In the version of the article initially published, Figs. 2, 3 and Supplementary Fig. 1 displayed results from models in which the movement of static images used to generate a naturalistic movie was mistakenly flipped along the x-axis. In the corrected analysis, the revised figures show better performance for all the models, while maintaining the main conclusion of the affected figures and the overall study.

In the third paragraph of the Results, in the sentence now reading “For an example RGC, this conventional CNN model captured 68% FEV of the recorded (Fig. 2a) response with a median FEV of 68% ± 12% across the population (N = 57) of recorded cells (Fig. 3a)”, 68% now replaces “59%” and 68% ± 12% replaces “38% ± 8%”. In the sixth paragraph, in the two sentences now reading “Overall, the photoreceptor–CNN model performed with a median FEV of 81% ± 6% (Fig. 3a). This performance gain is substantial given that the photoreceptor layer enhanced the predictive capability of conventional CNNs by approximately 19% (p = 1 × 10–7)…”, 81% ± 6 now replaces “49% ± 15%”, while 19% (p = 1 × 10–7) now replaces “29% (p = 0.002)”.

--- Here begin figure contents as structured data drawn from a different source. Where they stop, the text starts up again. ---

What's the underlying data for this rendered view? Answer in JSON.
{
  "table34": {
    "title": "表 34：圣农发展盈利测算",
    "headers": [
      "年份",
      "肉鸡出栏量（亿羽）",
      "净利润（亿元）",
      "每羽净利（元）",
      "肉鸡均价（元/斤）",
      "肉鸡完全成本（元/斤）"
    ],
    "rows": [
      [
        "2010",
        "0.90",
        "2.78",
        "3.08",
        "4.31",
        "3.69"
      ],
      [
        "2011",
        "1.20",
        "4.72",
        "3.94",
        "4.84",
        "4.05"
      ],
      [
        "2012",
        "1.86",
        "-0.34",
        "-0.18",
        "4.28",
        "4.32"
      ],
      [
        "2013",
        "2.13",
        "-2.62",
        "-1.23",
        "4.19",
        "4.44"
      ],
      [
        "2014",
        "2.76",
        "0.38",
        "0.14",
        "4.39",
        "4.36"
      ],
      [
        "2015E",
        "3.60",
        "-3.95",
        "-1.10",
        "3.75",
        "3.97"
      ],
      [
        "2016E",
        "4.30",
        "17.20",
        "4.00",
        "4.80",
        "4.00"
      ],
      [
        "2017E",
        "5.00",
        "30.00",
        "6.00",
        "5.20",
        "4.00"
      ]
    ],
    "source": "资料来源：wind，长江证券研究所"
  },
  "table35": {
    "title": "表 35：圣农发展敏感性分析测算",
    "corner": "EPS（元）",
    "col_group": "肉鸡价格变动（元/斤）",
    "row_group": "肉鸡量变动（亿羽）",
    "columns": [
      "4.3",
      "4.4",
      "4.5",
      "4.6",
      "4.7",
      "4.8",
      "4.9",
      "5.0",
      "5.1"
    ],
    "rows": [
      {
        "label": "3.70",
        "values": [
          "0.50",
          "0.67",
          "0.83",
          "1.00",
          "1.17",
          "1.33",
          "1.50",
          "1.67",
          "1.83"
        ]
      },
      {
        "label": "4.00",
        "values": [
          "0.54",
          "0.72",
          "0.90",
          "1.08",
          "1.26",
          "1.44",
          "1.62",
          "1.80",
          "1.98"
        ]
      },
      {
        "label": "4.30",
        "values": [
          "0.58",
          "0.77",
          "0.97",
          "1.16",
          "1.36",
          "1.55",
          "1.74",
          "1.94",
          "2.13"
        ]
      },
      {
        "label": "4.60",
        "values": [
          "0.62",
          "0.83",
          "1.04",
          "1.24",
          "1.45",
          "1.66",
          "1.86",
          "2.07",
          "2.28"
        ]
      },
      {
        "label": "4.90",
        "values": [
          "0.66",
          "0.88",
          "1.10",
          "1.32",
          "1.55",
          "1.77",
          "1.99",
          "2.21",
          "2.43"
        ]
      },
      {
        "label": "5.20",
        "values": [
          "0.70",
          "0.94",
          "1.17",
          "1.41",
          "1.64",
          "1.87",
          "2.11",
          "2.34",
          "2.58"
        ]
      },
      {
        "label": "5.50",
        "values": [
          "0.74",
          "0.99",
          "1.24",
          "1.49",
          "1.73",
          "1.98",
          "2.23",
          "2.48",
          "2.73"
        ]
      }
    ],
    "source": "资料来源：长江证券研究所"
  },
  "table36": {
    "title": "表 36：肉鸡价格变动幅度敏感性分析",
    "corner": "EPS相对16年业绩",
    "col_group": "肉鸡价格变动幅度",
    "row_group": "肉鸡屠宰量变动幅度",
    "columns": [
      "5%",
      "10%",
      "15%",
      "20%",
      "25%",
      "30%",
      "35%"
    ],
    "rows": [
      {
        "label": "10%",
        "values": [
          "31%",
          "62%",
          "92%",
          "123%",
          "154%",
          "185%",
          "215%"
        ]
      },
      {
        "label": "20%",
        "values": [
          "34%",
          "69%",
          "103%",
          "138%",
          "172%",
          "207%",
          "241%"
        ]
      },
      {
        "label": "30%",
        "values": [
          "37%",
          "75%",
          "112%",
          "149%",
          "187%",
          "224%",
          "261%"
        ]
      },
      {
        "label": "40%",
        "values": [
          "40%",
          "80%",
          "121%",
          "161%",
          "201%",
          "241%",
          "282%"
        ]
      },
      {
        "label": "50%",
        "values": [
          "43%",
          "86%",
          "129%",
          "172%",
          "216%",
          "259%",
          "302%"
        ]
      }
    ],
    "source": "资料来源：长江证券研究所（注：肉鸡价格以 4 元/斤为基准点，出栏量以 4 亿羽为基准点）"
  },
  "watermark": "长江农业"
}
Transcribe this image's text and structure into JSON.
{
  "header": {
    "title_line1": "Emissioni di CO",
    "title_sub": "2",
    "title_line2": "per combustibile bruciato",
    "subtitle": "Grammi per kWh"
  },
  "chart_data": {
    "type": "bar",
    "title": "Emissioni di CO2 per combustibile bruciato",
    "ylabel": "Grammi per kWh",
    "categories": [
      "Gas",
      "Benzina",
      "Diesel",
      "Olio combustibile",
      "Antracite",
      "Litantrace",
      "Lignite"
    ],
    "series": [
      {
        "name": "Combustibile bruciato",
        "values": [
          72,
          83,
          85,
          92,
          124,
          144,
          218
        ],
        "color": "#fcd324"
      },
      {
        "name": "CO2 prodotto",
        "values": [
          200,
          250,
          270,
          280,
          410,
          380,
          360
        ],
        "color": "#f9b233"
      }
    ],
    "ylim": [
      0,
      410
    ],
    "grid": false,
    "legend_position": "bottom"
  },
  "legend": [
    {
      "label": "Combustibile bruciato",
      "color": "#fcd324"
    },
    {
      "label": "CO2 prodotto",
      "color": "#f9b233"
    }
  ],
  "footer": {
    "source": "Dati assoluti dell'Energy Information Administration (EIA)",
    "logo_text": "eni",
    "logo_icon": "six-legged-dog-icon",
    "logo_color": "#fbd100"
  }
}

In the third paragraph of the Results “Adaptation in the photoreceptor layer drives performance gain” subsection, in the text now reading “When evaluated on the held-out segment of naturalistic movie data, this model performed very similarly to the conventional CNN model, yielding FEV of 73% ± 8% (Fig. 3b; p = 0.12)…”, 73% ± 8% now replaces “37% ± 12%” and p = 0.12 replaces “p = 0.26”. In the paragraph following, the sentence “The resultant photoreceptor–CNN model trained on the same task as above, exhibited lower performance than its fully-trainable counterpart (Fig. 2c; Fig. 3c, FEV 75% ± 6%, p = 3 × 10–7 two-sided Wilcoxon signed-rank test, N = 57 RGCs), but still outperformed the conventional-CNN model when evaluated on the naturalistic movie dataset” now replaces the original “The resultant photoreceptor–CNN model trained on the same task as above, exhibited performance comparable to its fully-trainable counterpart when evaluated on the naturalistic movie dataset (Fig. 2c; Fig. 3c, FEV 49% ± 10%, p = 0.07 two-sided Wilcoxon signed-rank test, N = 57 RGCs)”.

Figures 2, 3, Supplementary Fig. 1, and their associated source data files have been replaced in the HTML and PDF versions of the article. For comparison, the original figures are available in the Supplementary Information accompanying this amendment.